Bill Gates Thinks A Disease Is Coming That Could Kill 30 Million People Within 6 Months

Image Credit: Public Domain

I listened to a book awhile back titled The Coming Plague, and both the title and the contents left this epidemic-terrified girl without a doubt that, at some point, a plague would arrive and spell the end for a good portion of the world’s population.

My two cents? It’s not going to be something all horrifying and exotic like ebola, but probably a flu mutation akin to Spanish flu in virulency and mortality rate.

Not that most of us will be alive to see whether I’m wrong or right, just putting it out there.

It turns out that I’m not alone in my morbid doom and gloom – Bill Gates is right there with me.

Image Credit: Wikipedia

If he (and I) are correct, the potential numbers are staggering – an event like the 1918 Spanish flu epidemic could kill around 30 million people in under 6 months – and if there’s one thing everyone agrees on, it’s that no one is prepared.

Gates was speaking at an event hosted by the Massachusetts Medical Society and the New England Journal of Medicine when he made some remarks on the subject, stating that even though medical advancements are making great strides as far as quality of life for millions around the globe, there are some areas that are being ignored – and that it might cost us dearly as soon as the next decade.

“There’s one area though where the world isn’t making much progress, and that’s pandemic preparedness.”

A Spanish flu ward
Image Credit: Wikipedia

His fears stem from several factors: the emergence of new pathogens, the re-emergence of old pathogens due to climate change, population increases, human encroachment on the environment, and the ease with which we’re able to travel great distances.

Gates presented a simulation that modeled how a new flu would cross the globe and the wreckage it could leave in its wake.

“In the case of biological threats, that sense of urgency is lacking. The world needs to prepare for pandemics in the same serious way it prepares for war.”

It’s not that nothing is being done – we have antiviral drugs now that would improve survival rates and antibiotics to treat secondary infections like pneumonia, neither of which were available to the poor sufferers in 1918. We’re also homing in on a universal flu vaccine, and the Bill and Melinda Gates Foundation is upping the ante there with $12 million in grants to encourage further testing and development.

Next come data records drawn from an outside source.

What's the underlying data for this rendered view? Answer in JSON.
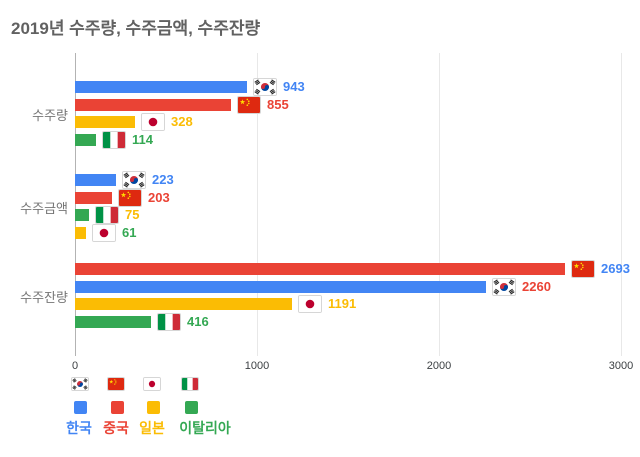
{
  "title": "2019년 수주량, 수주금액, 수주잔량",
  "colors": {
    "korea_blue": "#4285F4",
    "china_red": "#EA4335",
    "japan_yellow": "#FBBC04",
    "italy_green": "#34A853",
    "title_text": "#616161",
    "category_text": "#757575",
    "axis_text": "#3c4043",
    "gridline": "#e8e8e8",
    "axis_line": "#b3b3b3"
  },
  "chart_data": {
    "type": "bar",
    "orientation": "horizontal",
    "title": "2019년 수주량, 수주금액, 수주잔량",
    "categories": [
      "수주량",
      "수주금액",
      "수주잔량"
    ],
    "series": [
      {
        "name": "한국",
        "color": "#4285F4",
        "flag": "kr",
        "values": [
          943,
          223,
          2260
        ]
      },
      {
        "name": "중국",
        "color": "#EA4335",
        "flag": "cn",
        "values": [
          855,
          203,
          2693
        ]
      },
      {
        "name": "일본",
        "color": "#FBBC04",
        "flag": "jp",
        "values": [
          328,
          61,
          1191
        ]
      },
      {
        "name": "이탈리아",
        "color": "#34A853",
        "flag": "it",
        "values": [
          114,
          75,
          416
        ]
      }
    ],
    "x_ticks": [
      "0",
      "1000",
      "2000",
      "3000"
    ],
    "xlim": [
      0,
      3000
    ],
    "grid": true,
    "legend_position": "bottom-left",
    "sort_note": "bars sorted descending within each category group; value-label colors follow fixed series order causing color/bar mismatches"
  },
  "display_rows": [
    {
      "category": "수주량",
      "rows": [
        {
          "value": 943,
          "bar_color": "#4285F4",
          "flag": "kr",
          "label_color": "#4285F4"
        },
        {
          "value": 855,
          "bar_color": "#EA4335",
          "flag": "cn",
          "label_color": "#EA4335"
        },
        {
          "value": 328,
          "bar_color": "#FBBC04",
          "flag": "jp",
          "label_color": "#FBBC04"
        },
        {
          "value": 114,
          "bar_color": "#34A853",
          "flag": "it",
          "label_color": "#34A853"
        }
      ]
    },
    {
      "category": "수주금액",
      "rows": [
        {
          "value": 223,
          "bar_color": "#4285F4",
          "flag": "kr",
          "label_color": "#4285F4"
        },
        {
          "value": 203,
          "bar_color": "#EA4335",
          "flag": "cn",
          "label_color": "#EA4335"
        },
        {
          "value": 75,
          "bar_color": "#34A853",
          "flag": "it",
          "label_color": "#FBBC04"
        },
        {
          "value": 61,
          "bar_color": "#FBBC04",
          "flag": "jp",
          "label_color": "#34A853"
        }
      ]
    },
    {
      "category": "수주잔량",
      "rows": [
        {
          "value": 2693,
          "bar_color": "#EA4335",
          "flag": "cn",
          "label_color": "#4285F4"
        },
        {
          "value": 2260,
          "bar_color": "#4285F4",
          "flag": "kr",
          "label_color": "#EA4335"
        },
        {
          "value": 1191,
          "bar_color": "#FBBC04",
          "flag": "jp",
          "label_color": "#FBBC04"
        },
        {
          "value": 416,
          "bar_color": "#34A853",
          "flag": "it",
          "label_color": "#34A853"
        }
      ]
    }
  ],
  "legend": {
    "items": [
      {
        "label": "한국",
        "color": "#4285F4",
        "flag": "kr"
      },
      {
        "label": "중국",
        "color": "#EA4335",
        "flag": "cn"
      },
      {
        "label": "일본",
        "color": "#FBBC04",
        "flag": "jp"
      },
      {
        "label": "이탈리아",
        "color": "#34A853",
        "flag": "it"
      }
    ]
  }
}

Even though we’re getting better at identifying and diagnosing flu, there’s definitely room for improvement.

“There needs to be better communication between militaries and governments to help coordinate responses,” Gates said – not that the private sector should be cut out of the picture.

Our connections might be our Achilles heel when it comes to stopping the spread of the next pandemic, but if we work together to prepare for the inevitable, they could also be our greatest strengths.